“The” Saturday Disk

Thanking my recent re-ordering of my CDs, I gave a listen to a disk I didn’t played for many years, now…
I love, truly, sincerely, desperately love Meredith Monk‘s music, since in early ’80s I was introduced to her music thanking my old mentor and maestro Lorenzo Zen: he played one day for me MM’s “Dolmen Music”…
I truly felt I never heard such a beauty… piano, voices and sparingly used percussions by the late Collin Walcott…
I followed her on every disc she made onward and also searched the previous, older stuff…
Back in early ’90, while in NYC, I also was lucky enough to attend to a loft concert… Meredith, Robert Een with Nurit Tilles on piano…
Blowed away by the experience, I was even more – if possible – deeply in love.
Book of Days was my Desert Island disk for years and still it is… this music is perfect for Pina Bausch or Carolyn Carson’s modern dancing and choreographies… very kinetic and physical kind of music, indeed.
Yesterday, on the smaller system (the Cabasses’, Partridge 300B, Luxman AT3000 and Studer A730) I listened to Songs of Ascension, dating 2011, on ECM, of course.
The disk is pretty different from the previous, more various in textures and instrumentarium… a strings quartet and a large chorus and a percussions array are used, while the voices are so ancient and timeless to make you wonder, after a while deeply soaked in this music, if Meredith is terrestrial or…

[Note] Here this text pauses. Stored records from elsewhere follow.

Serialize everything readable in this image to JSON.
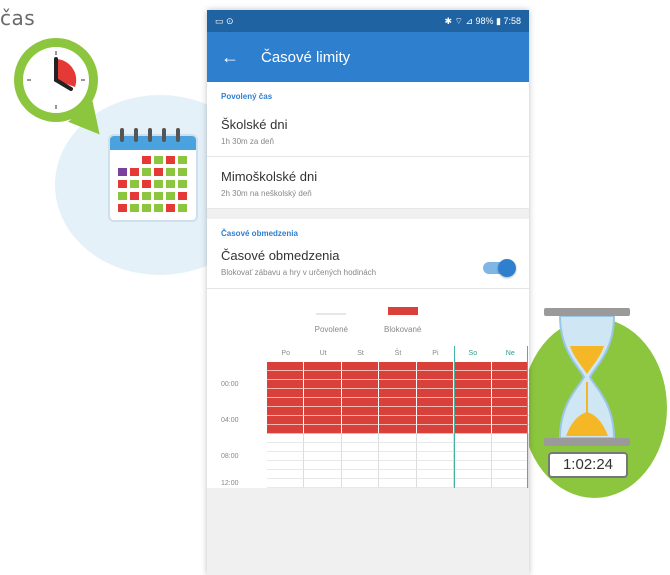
{
  "page_heading": "čas",
  "illustration_left": {
    "clock_icon": "clock-icon",
    "calendar_icon": "calendar-icon"
  },
  "illustration_right": {
    "hourglass_icon": "hourglass-icon",
    "timer_value": "1:02:24"
  },
  "phone": {
    "statusbar": {
      "left_icons": "▭ ⊙",
      "right_text": "✱ ⌔ ⊿ 98% ▮ 7:58"
    },
    "appbar": {
      "back_icon": "arrow-left-icon",
      "title": "Časové limity"
    },
    "allowed_time": {
      "section_label": "Povolený čas",
      "rows": [
        {
          "title": "Školské dni",
          "subtitle": "1h 30m za deň"
        },
        {
          "title": "Mimoškolské dni",
          "subtitle": "2h 30m na neškolský deň"
        }
      ]
    },
    "restrictions": {
      "section_label": "Časové obmedzenia",
      "toggle_title": "Časové obmedzenia",
      "toggle_subtitle": "Blokovať zábavu a hry v určených hodinách",
      "toggle_on": true
    },
    "legend": {
      "allowed_label": "Povolené",
      "blocked_label": "Blokované",
      "allowed_color": "#e6e6e6",
      "blocked_color": "#d9403a"
    },
    "schedule": {
      "days": [
        "Po",
        "Ut",
        "St",
        "Št",
        "Pi",
        "So",
        "Ne"
      ],
      "weekend_days": [
        "So",
        "Ne"
      ],
      "time_labels": [
        "00:00",
        "04:00",
        "08:00",
        "12:00"
      ],
      "blocked_rows": 8,
      "total_rows": 14
    }
  }
}
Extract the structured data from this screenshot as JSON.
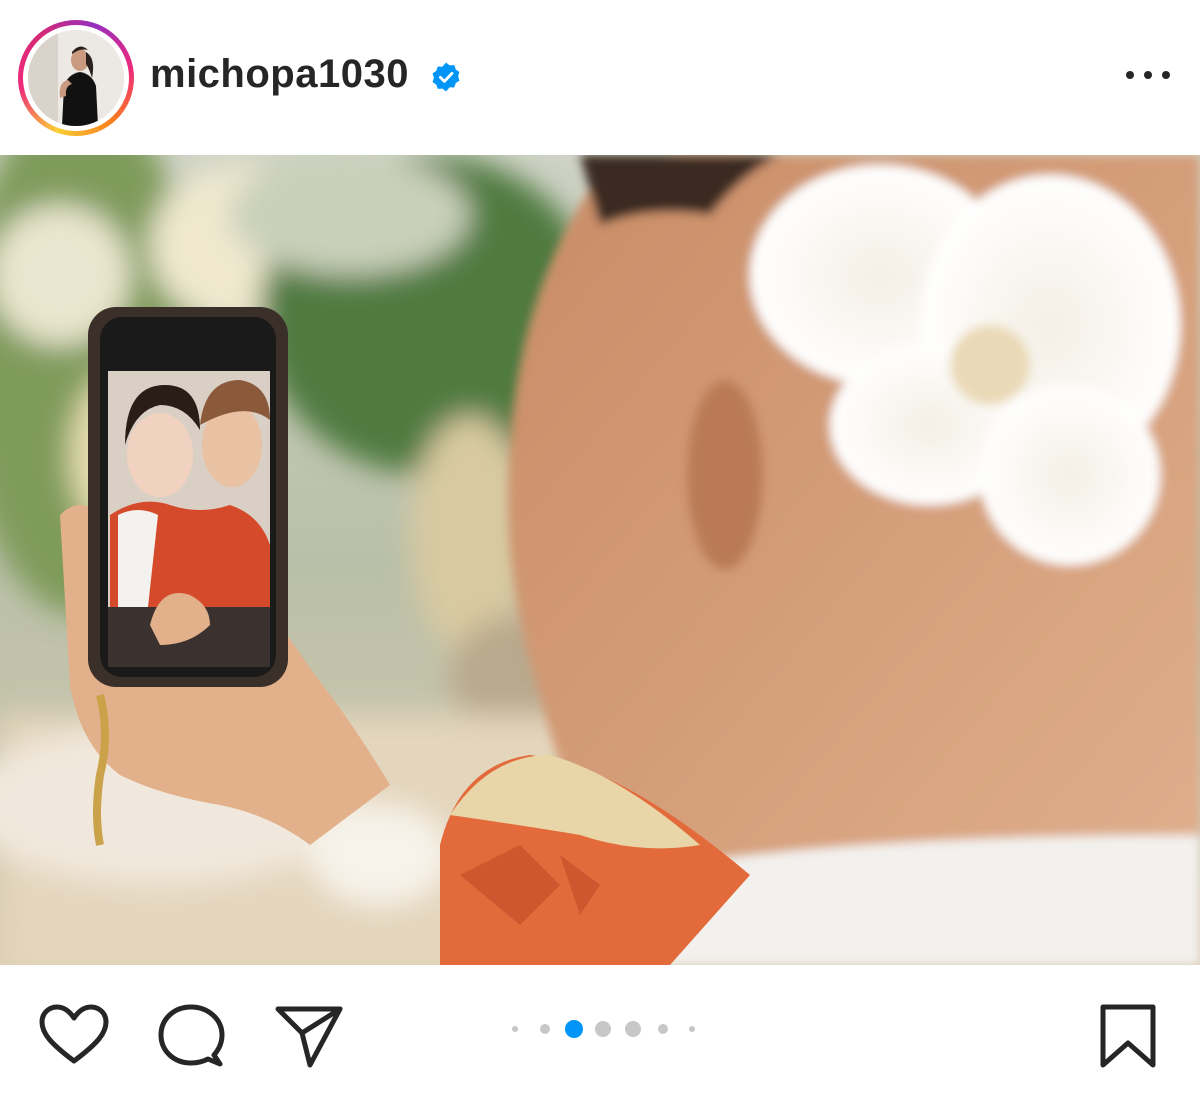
{
  "post": {
    "username": "michopa1030",
    "verified": true,
    "avatar_alt": "profile photo",
    "photo_alt": "photo"
  },
  "icons": {
    "verified": "verified-badge-icon",
    "more": "more-options-icon",
    "like": "heart-icon",
    "comment": "comment-icon",
    "share": "send-icon",
    "save": "bookmark-icon"
  },
  "carousel": {
    "total": 7,
    "active_index": 2
  },
  "colors": {
    "accent": "#0095f6",
    "text": "#262626",
    "dot_inactive": "#c7c7c7"
  }
}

A short piece, titled “Mapping“, is particularly hitting unplucked strings of mine: the voices are dueting in a seldom heard way… pan-potting from left to right channels, while an intermezzo of Chinese-like weird percussions, cymbals and small drums, are rock-steady centered… impressive.
Amazing music.
Atlantis-hinting, to my romantic ears;-)
Seriously: Mrs. Monk is able to make the Todd Reynolds String Quartet sounding like a spirited 3,000 B.C. or 3,000 A.C. version of Mozart or Haydn.
Painful, naked beauty!
The sonics are EXTREMELY faithful and right.
Dynamics, subtleties like the entering faders of mixer or various ambient noises, breathes and the like are very audible and transparent sound and imaging are top class.
Not new, yet being such a timeless music and disk, I strongly suggest everyone still unaware of Meredith Monk’s art to take a chance and enjoy this music.
You won’t regret… just tune-in your ears and soul and loose yourself in such a sonic blissful vision.